Each of these three conceptions testifies to a certain element of Americans’ self-understanding. The covenant paradigm refers to early Americans’ belief in themselves as residents of a “city on a hill” chosen by God to be a light to all nations; on this view, if America is to prosper, it must hold up its end of the bargain and remain true to its Creator and traditions. The idea of the covenant model’s reciprocal obligations is reflected by a famous, if apocryphal, quote attributed to Alexis de Tocqueville: “America is great because she is good, and if America ever ceases to be good, she will cease to be great.” The crucible paradigm, which emerged amidst a huge influx of new settlers from Europe, refers to the perceived power of America to forge a unifying community out of the constituent elements comprising both its native and immigrant populations, with all dross ultimately purged away. And finally, the creed paradigm—which became dominant under pressure from the twin threats of Nazism and Communism—stressed the unifying abstract principles deemed foundational to American history, such as the values of liberty and equality, civic religiosity and so on.
At present, on Goldman’s telling, America lacks any universally-agreed-upon unum: in the wake of the Civil Rights Movement—which called into question American commitments to equality—and the nation’s fruitless efforts to promote its principles in the jungles of Vietnam, the creed paradigm has become largely discredited. The vacuum left by the absence of an unum, according to Goldman, has given rise to brutal battles in schools over the history taught to young Americans, culminating in today’s conflicts over “critical race theory.”
And yet Goldman is critical of recent attempts to repristinate some form of American nationalism, noting the failure of these three prior paradigms. Might it be impossible, he wonders, for any single idea of national identity to bind together a divided populace of millions? Accordingly, in lieu of a single unum, Goldman urges his readers to affirm the persistence of “messy, frustrating plurality” and proceed forward on that basis.

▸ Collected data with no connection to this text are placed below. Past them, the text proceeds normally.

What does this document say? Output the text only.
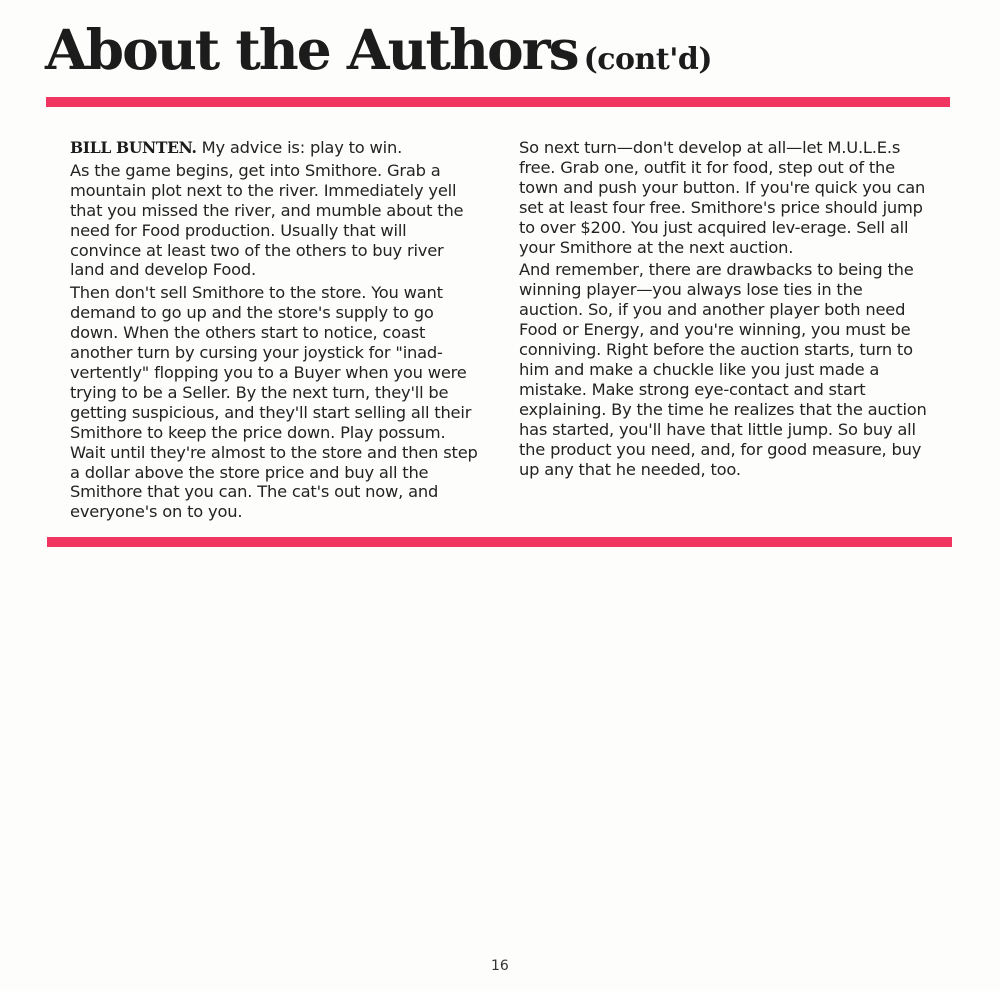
About the Authors (cont'd)

BILL BUNTEN. My advice is: play to win.

As the game begins, get into Smithore. Grab a mountain plot next to the river. Immediately yell that you missed the river, and mumble about the need for Food production. Usually that will convince at least two of the others to buy river land and develop Food.

Then don't sell Smithore to the store. You want demand to go up and the store's supply to go down. When the others start to notice, coast another turn by cursing your joystick for "inad-vertently" flopping you to a Buyer when you were trying to be a Seller. By the next turn, they'll be getting suspicious, and they'll start selling all their Smithore to keep the price down. Play possum. Wait until they're almost to the store and then step a dollar above the store price and buy all the Smithore that you can. The cat's out now, and everyone's on to you.

So next turn—don't develop at all—let M.U.L.E.s free. Grab one, outfit it for food, step out of the town and push your button. If you're quick you can set at least four free. Smithore's price should jump to over $200. You just acquired lev-erage. Sell all your Smithore at the next auction.

And remember, there are drawbacks to being the winning player—you always lose ties in the auction. So, if you and another player both need Food or Energy, and you're winning, you must be conniving. Right before the auction starts, turn to him and make a chuckle like you just made a mistake. Make strong eye-contact and start explaining. By the time he realizes that the auction has started, you'll have that little jump. So buy all the product you need, and, for good measure, buy up any that he needed, too.

16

Yet I am not so sure this is the last word on the subject. The failure of three previous “nationalisms” does not, properly speaking, entail that no further nationalisms are possible. Indeed, I think Goldman’s thesis can be extended and developed once we include a fourth unum: capital (1989–2016). By this, I mean that over the last few decades, America’s material prosperity has been its defining “national” characteristic.
Since the Reagan era, conservative politicians have been keen to preserve a particular laissez-faire conception of the “free market” in the face of mounting evidence that the market’s benefits have not been equally distributed; a rising tide may float all boats, but is the majority of the country doomed to paddle in the shallows forever? Yet to adopt a different policy vision, for much of the political right, would be fundamentally un-American. (Many Democrats, no doubt, share the same neoliberal premises, even if they reach marginally different distributive conclusions.)

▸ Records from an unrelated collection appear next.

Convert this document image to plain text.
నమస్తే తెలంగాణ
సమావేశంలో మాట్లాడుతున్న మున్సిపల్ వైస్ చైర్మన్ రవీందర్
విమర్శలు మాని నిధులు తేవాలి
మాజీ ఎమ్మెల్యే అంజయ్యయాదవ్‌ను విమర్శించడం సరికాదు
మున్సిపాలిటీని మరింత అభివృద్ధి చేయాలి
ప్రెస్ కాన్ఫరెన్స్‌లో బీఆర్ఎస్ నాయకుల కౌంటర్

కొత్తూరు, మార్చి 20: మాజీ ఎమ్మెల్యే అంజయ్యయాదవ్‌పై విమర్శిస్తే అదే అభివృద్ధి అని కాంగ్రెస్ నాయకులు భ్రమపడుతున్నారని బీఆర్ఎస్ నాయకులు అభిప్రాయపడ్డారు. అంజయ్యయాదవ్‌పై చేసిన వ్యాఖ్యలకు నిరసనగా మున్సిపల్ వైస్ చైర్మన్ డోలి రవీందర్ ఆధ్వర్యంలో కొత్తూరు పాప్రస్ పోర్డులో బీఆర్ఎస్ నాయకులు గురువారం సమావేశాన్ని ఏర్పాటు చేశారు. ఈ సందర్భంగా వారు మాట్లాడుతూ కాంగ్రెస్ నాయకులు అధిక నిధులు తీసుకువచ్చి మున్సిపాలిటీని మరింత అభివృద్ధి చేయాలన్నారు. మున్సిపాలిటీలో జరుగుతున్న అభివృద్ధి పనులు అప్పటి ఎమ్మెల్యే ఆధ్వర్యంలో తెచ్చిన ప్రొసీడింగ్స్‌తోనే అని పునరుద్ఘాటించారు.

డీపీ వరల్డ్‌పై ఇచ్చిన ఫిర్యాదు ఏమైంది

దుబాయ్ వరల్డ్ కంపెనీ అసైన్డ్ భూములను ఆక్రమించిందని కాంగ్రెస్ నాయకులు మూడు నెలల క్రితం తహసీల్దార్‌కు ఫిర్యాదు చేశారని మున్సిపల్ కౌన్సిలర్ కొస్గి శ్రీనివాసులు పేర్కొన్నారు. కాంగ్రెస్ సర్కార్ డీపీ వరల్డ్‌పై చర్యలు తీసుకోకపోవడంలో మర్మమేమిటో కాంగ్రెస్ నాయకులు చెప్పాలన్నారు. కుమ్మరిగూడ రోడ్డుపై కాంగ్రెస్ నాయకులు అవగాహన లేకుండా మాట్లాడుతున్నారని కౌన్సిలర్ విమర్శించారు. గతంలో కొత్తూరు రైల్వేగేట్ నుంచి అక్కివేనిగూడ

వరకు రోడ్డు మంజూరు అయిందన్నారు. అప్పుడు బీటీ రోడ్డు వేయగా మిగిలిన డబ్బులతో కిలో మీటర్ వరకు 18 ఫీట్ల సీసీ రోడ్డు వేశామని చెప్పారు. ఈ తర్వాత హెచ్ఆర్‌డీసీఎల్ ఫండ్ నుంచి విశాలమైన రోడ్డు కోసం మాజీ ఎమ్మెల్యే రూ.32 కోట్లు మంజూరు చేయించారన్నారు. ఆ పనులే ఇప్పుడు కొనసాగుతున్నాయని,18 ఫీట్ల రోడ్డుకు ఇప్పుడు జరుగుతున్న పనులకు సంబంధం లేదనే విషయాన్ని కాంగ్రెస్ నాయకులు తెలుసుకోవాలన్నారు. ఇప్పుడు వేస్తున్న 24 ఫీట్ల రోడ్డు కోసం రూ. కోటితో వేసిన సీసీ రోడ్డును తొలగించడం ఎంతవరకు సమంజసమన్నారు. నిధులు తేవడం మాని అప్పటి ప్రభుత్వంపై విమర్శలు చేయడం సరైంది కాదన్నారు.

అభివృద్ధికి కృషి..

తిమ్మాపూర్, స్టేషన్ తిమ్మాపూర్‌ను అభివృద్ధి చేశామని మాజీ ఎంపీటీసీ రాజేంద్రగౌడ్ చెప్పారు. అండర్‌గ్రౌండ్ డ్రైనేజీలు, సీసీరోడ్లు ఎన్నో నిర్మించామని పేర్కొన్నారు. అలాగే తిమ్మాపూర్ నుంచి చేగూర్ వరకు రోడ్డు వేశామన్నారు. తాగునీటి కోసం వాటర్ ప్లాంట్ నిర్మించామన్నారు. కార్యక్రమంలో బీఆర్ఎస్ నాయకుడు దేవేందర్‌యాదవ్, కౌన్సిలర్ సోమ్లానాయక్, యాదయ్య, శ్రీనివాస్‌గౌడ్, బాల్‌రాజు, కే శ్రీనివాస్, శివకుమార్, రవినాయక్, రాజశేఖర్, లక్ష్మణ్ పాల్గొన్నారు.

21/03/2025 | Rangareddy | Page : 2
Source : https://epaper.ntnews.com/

And the flip side of the coin is that the nation’s harshest nonliberal critics from the left—and right—have always been keen to denounce American consumerism, identifying the country with its prosperity. To wit, modern progressive critiques of historical oppression and American hegemony take for granted that America exercises a disproportionate political power ultimately rooted in its wealth (a wealth they believe to be uniformly ill-gotten). At bottom, though, for these critics America’s essence is still defined in terms of capitalism—the same theoretical horizon as their opponents.
And it is this “capital-based nationalism” that has come under withering fire—from both right and left—in recent years. No longer is GDP alone taken to be a sufficient indicator of national welfare; intangible issues of morality and national character have crept back into the conversation. While these candidates for a “fifth nationalism” remain inchoate at present, that is not to say they do not exist. In the end, it seems to me that diverging conceptions of the unum of a particular society will keep being posited and re-posited, as long as that society persists in some identifiable form or other.

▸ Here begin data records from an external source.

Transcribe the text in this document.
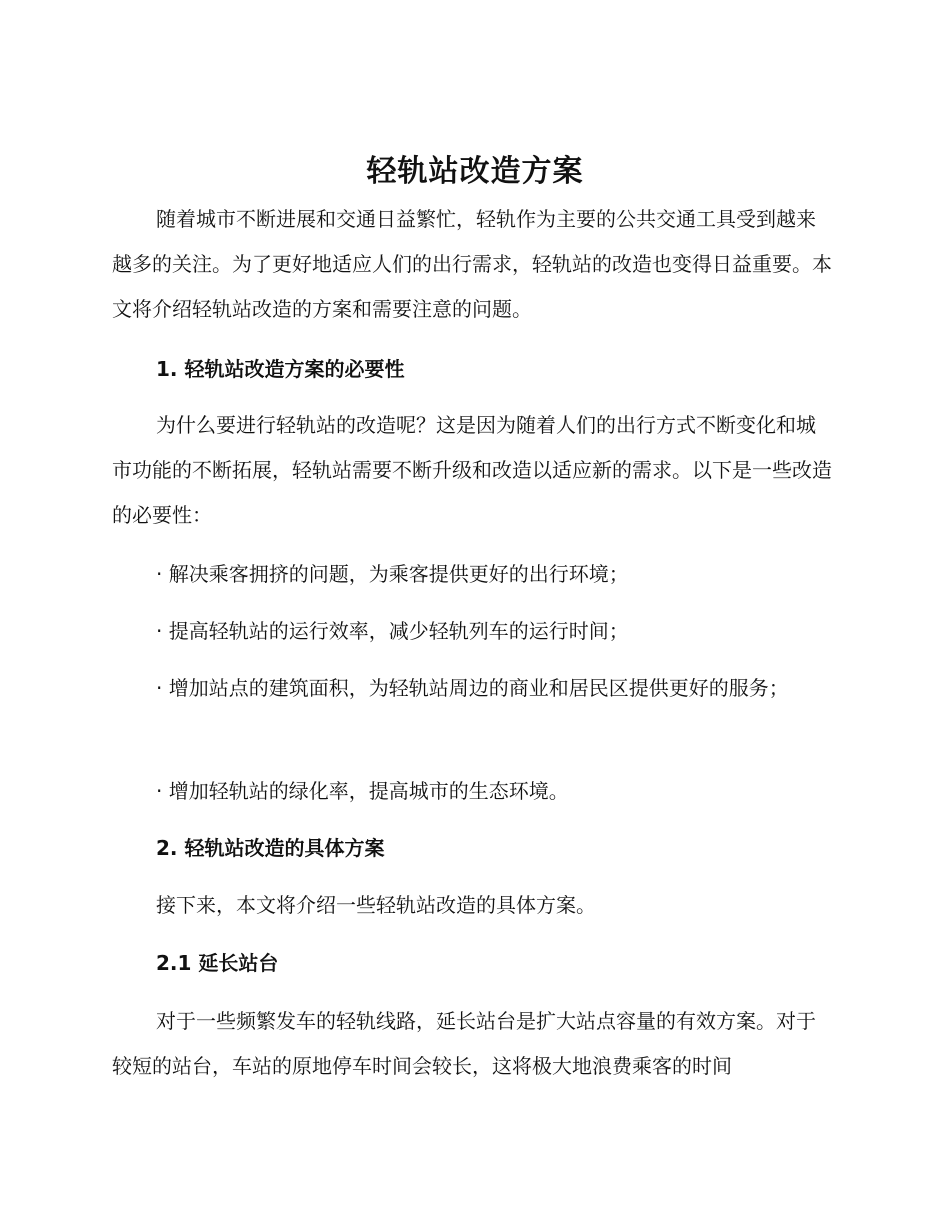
轻轨站改造方案
随着城市不断进展和交通日益繁忙，轻轨作为主要的公共交通工具受到越来越多的关注。为了更好地适应人们的出行需求，轻轨站的改造也变得日益重要。本文将介绍轻轨站改造的方案和需要注意的问题。
1. 轻轨站改造方案的必要性
为什么要进行轻轨站的改造呢？这是因为随着人们的出行方式不断变化和城市功能的不断拓展，轻轨站需要不断升级和改造以适应新的需求。以下是一些改造的必要性：
· 解决乘客拥挤的问题，为乘客提供更好的出行环境；
· 提高轻轨站的运行效率，减少轻轨列车的运行时间；
· 增加站点的建筑面积，为轻轨站周边的商业和居民区提供更好的服务；
· 增加轻轨站的绿化率，提高城市的生态环境。
2. 轻轨站改造的具体方案
接下来，本文将介绍一些轻轨站改造的具体方案。
2.1 延长站台
对于一些频繁发车的轻轨线路，延长站台是扩大站点容量的有效方案。对于较短的站台，车站的原地停车时间会较长，这将极大地浪费乘客的时间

For myself, I probably incline by disposition toward something like a “nationalism of gratitude.” Gratitude—which extends both horizontally, to other human beings, and vertically, to our Creator—is always for some particular finite thing or other, and finite things bear with them the marks of history and locality. I am grateful for the existence of Abraham Lincoln and Palo Duro Canyon and “America the Beautiful” and the National Zoo, and indirectly for the contested ideological brew that produced it.
Pace Bruno Latour, this gratitude is neither a purely social nor a purely asocial phenomenon. One need not defend every element of the “American story” to be grateful for the natural beauty that has ineluctably shaped and structured societal experience; similarly, one may acknowledge the destructive effects of storms and droughts and wildfires while remaining grateful for the kindness of those who emerge to help in the aftermath. Perhaps this is not quite “distinctly American” enough to satisfy Goldman’s criterion for a conception of national identity, but I think it is: no one who resides in America can truly remain unaffected by the distinct, historically contingent physical-cultural setting that inevitably pervades our thoughts and actions.
The real question is whether we will allow ourselves to give thanks for it, in all its imperfection.